When I create a villain for one of my novels, I have to understand what drives them. What broke inside them, or what was never whole to begin with? The best villains in fiction — and the most dangerous people in real life — aren't cartoon characters twirling mustaches. They're people who've convinced themselves that their evil is justified.
The Biblical Answer
Scripture doesn't shy away from this question. From the serpent in the garden to the cross at Calvary, the Bible tells us that evil entered the world through the free will God gave His creation. He loved us enough to give us the ability to choose — and we chose poorly.
But here's what I find most fascinating: God didn't abandon us to that choice. He entered into the mess with us. He walked among us. He suffered with us and for us.

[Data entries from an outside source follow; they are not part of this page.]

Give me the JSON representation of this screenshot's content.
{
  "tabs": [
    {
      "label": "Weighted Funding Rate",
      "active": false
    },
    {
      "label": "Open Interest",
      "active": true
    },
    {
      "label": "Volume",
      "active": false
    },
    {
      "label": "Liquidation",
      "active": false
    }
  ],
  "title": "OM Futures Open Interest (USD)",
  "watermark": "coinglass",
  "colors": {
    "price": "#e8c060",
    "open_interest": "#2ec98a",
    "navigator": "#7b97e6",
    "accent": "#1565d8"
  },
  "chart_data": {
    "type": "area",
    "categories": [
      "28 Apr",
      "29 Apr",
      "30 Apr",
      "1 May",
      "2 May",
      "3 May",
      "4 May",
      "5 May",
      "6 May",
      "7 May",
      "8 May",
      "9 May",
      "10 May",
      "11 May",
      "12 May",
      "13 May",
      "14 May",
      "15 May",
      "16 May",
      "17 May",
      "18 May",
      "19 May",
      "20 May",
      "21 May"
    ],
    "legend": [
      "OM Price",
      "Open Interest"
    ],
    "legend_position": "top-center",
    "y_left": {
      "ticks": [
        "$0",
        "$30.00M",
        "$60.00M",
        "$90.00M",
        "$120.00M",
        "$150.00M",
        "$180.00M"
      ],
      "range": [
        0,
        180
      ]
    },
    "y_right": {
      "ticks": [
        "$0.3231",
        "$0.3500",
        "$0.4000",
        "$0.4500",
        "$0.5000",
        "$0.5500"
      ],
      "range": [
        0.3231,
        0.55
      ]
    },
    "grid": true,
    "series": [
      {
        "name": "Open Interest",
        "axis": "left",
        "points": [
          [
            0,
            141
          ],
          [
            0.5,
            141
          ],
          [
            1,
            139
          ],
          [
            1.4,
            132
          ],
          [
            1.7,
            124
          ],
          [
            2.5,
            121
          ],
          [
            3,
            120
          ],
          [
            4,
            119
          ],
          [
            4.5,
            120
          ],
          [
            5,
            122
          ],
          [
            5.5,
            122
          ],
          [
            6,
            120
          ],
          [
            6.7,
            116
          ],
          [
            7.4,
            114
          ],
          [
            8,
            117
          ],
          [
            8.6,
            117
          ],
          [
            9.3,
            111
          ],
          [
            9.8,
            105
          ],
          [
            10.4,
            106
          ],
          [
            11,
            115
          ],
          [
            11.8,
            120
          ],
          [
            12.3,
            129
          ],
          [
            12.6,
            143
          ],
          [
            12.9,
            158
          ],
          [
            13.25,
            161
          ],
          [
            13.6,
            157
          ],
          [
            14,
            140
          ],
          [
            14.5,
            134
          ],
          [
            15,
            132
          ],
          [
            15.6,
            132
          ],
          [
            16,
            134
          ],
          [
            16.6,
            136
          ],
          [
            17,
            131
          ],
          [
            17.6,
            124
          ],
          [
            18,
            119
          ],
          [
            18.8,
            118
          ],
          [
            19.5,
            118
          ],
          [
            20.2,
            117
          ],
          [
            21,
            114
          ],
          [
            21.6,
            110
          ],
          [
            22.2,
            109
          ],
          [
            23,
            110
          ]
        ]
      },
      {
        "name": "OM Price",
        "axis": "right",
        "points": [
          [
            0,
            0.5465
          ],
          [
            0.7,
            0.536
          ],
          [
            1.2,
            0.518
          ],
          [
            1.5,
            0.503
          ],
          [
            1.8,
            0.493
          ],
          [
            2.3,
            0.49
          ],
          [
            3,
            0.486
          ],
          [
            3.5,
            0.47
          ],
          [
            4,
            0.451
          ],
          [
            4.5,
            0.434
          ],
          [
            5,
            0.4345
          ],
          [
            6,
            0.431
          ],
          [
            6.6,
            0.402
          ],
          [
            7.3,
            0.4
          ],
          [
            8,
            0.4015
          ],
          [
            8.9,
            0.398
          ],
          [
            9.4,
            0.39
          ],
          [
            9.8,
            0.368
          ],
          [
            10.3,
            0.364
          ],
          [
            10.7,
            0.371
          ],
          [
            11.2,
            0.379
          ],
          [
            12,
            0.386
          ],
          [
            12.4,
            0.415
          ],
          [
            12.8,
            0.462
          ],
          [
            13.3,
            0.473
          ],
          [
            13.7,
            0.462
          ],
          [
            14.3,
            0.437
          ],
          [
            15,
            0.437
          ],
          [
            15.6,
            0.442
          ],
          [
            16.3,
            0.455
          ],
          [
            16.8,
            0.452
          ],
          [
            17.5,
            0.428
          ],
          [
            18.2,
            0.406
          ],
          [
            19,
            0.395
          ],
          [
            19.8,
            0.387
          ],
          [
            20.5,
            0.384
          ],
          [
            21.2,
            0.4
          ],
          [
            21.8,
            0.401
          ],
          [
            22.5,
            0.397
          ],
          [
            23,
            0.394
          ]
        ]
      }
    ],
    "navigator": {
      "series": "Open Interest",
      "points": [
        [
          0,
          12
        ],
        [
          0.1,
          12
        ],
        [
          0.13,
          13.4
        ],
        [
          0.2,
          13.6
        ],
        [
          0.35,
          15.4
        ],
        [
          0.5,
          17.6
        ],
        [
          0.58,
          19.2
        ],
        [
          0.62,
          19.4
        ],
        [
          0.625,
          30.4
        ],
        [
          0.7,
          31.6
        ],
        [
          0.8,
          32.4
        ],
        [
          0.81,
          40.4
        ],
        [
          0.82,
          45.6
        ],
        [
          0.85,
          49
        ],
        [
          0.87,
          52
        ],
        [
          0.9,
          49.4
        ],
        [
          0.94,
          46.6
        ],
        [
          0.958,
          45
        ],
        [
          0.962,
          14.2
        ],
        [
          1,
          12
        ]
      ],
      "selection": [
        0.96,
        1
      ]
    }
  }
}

What This Means for Storytelling
Every good mystery has at its heart a question about human nature. Why did the murderer kill? What drove the thief to steal? What desperation led someone to betray the people who trusted them most?
These aren't just plot questions. They're the deepest questions of the human heart. And I believe that's why mystery novels have endured for centuries — because they give us a safe space to explore the darkness while always pointing toward the light.
In my own novels, I try to create characters who are wrestling with these questions just like we all do. Nobody in my books is purely good or purely evil, because that's not how real people work. We're all a tangled mess of noble intentions and selfish desires, of faith and doubt, of love and fear.
And that, I think, is where the best stories live — right there in the tangle.